The boundaries of Barberton are open to interpretation, but old maps indicate the pioneer community lay roughly between Northeast 78th Street on the south, Northeast 119th Street on the north, Northeast 50th Avenue on the west and Northeast 87th Avenue on the east.
According to historical accounts, Barberton was named after its first postmaster, a man named Barber. It is not clear whether his first name was Milo, Edwin or Leon, since different sources list different first names.
The Barberton post office was located just south of the present Barberton Grange Hall. The post office was closed in 1903 when rural free delivery was extended from Vancouver.

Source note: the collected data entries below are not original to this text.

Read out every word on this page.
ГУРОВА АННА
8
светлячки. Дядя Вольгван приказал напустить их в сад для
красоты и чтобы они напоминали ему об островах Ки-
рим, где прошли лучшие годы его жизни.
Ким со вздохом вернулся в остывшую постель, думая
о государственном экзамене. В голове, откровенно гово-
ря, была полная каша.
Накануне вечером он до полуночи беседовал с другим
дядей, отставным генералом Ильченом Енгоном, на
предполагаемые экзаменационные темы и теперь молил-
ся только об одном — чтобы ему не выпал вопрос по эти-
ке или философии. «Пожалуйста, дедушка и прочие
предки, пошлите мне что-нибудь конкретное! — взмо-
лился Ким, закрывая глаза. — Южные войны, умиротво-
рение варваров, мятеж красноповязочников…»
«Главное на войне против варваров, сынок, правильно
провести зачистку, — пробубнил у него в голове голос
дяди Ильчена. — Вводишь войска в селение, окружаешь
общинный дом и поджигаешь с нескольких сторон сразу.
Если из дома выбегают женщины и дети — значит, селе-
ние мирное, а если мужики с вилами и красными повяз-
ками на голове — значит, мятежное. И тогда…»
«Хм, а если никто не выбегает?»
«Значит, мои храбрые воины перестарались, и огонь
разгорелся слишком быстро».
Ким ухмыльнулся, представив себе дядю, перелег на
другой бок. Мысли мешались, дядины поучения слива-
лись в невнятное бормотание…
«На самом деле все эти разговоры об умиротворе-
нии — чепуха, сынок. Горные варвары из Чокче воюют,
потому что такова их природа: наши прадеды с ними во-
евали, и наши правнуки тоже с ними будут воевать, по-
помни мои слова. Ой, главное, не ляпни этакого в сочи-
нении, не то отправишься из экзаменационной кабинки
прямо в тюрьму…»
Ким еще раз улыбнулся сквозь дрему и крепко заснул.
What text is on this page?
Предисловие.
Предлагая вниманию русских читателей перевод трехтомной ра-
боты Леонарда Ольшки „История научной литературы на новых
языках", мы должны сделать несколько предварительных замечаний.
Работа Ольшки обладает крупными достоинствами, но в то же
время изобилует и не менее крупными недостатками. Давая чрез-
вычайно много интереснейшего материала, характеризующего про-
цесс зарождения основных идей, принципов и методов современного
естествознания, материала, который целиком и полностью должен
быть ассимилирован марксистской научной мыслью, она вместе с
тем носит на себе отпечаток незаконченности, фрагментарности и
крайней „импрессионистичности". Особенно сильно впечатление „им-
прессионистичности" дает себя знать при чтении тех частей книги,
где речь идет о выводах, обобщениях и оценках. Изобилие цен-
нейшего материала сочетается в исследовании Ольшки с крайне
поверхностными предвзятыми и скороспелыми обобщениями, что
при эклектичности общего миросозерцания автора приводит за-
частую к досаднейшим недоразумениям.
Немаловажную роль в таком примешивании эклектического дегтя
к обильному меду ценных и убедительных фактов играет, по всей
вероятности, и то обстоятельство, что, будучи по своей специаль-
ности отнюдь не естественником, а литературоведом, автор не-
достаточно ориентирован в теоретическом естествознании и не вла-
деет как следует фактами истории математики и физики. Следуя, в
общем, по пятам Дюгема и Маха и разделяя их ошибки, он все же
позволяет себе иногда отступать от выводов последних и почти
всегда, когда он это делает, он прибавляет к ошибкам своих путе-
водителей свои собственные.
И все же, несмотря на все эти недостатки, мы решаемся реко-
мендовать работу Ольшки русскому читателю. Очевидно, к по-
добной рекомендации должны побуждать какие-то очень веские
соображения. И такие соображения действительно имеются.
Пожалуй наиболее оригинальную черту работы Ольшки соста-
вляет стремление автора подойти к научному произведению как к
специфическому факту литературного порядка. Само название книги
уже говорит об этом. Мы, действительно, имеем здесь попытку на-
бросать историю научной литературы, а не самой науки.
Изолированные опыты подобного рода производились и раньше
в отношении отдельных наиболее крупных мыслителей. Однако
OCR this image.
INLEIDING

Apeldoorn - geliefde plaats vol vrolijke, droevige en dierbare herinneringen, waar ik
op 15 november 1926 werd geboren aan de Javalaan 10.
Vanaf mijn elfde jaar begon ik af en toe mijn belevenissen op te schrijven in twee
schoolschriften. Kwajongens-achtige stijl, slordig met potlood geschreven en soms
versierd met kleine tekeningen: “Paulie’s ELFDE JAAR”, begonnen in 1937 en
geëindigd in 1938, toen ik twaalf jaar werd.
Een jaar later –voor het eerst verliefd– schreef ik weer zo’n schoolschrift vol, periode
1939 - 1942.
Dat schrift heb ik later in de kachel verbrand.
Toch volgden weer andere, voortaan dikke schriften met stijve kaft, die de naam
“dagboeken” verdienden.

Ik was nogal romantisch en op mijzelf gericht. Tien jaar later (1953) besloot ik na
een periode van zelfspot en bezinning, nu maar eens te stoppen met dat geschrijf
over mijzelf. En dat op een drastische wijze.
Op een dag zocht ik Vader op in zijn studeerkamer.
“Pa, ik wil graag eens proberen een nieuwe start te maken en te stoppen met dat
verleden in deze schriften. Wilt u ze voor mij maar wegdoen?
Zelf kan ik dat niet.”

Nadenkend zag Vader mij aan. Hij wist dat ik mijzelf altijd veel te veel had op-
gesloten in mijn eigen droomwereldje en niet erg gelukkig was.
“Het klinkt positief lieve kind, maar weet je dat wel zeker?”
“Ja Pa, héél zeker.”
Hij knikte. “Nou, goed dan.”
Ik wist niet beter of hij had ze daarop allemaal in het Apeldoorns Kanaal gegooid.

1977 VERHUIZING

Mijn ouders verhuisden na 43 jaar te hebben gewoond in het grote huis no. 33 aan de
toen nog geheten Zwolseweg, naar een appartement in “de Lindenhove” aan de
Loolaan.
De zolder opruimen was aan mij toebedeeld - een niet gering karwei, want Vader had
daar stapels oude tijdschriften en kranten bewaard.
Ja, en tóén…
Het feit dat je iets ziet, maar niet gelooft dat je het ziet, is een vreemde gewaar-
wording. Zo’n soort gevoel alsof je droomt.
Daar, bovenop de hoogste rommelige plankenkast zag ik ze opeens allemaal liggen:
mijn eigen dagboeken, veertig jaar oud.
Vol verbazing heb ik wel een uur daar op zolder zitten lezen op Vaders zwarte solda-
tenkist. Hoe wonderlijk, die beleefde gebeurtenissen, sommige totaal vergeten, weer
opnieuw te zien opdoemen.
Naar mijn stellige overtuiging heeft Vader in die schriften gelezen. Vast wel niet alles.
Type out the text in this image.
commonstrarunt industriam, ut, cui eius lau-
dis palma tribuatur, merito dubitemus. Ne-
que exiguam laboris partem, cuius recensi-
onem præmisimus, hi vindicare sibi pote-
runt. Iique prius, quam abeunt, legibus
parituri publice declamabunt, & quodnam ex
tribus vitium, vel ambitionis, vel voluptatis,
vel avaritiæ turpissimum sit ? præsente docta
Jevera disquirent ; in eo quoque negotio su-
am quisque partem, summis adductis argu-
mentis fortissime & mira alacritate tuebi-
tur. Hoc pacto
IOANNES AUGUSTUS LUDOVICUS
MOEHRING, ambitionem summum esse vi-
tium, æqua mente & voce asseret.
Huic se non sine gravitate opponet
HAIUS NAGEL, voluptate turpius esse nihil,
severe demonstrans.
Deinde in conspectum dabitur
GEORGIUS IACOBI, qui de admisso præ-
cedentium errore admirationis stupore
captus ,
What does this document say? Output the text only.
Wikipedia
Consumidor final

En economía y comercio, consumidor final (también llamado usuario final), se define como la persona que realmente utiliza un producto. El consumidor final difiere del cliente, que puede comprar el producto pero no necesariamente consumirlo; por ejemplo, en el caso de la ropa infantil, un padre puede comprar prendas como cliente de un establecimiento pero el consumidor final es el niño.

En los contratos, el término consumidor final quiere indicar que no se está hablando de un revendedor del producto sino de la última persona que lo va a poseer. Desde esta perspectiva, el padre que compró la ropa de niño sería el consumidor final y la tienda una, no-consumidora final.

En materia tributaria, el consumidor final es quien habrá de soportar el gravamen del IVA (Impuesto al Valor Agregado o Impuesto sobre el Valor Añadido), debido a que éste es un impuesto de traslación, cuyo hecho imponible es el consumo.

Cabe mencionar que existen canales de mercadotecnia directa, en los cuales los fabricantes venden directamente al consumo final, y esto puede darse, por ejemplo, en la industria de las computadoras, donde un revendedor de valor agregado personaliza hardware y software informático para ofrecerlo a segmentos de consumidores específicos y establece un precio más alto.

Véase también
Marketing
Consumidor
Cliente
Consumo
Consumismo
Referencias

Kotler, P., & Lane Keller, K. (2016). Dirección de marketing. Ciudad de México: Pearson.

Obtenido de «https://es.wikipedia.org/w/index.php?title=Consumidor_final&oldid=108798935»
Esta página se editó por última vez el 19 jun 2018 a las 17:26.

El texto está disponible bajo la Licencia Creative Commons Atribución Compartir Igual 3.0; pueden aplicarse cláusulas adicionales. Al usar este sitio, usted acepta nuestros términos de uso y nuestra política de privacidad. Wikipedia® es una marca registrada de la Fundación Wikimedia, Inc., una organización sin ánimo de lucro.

The earliest pioneers are believed to be Mr. and Mrs. Thomas Thornton, who arrived about 1848. The Thorntons donated land for St. John’s School, which opened in June 1872 and which later became the Barberton school.
St. John’s Road, which offers access to the area from the Rosemere district of Vancouver, was the pioneer route to the Barberton area.
The Barberton School District was merged with the Battle Ground district in 1955 and the school was closed.
A Barberton station sign where the Longview, Portland and Northern railroad track crosses Northeast 72nd Avenue is about the only reminder left of the community that ranks among the earliest in Clark County.
Joseph LaLonde, 19916 N.E. 50th Ave., is a longtime resident, who remembers many of the pioneer families – the Thorntons, Curtins, Donovans, Healys and McCarthys.
“Not many of those old families are around here any more,” LaLonde said.
He said there have been a few housing developments in the Barberton area, but not nearly the development seen elsewhere in Clark County.
But there are changes, he added. “At one time it was all farms,” he said. “Now no one out here makes a living at farming any more.”
Update: April 2002 From Clarence LaLonde, who wrote to tell me the name of the postmaster was Milo Barber and the Post Office was North of the Grange hall by the railroad tracks. His father Clarence, 1885 and his uncle, Joe LaLonde, 1892, were born in Stanford Nebraska. The family came to Vancouver in 1904 and farmed in the area of LaLonde Drive extension of NE 99th.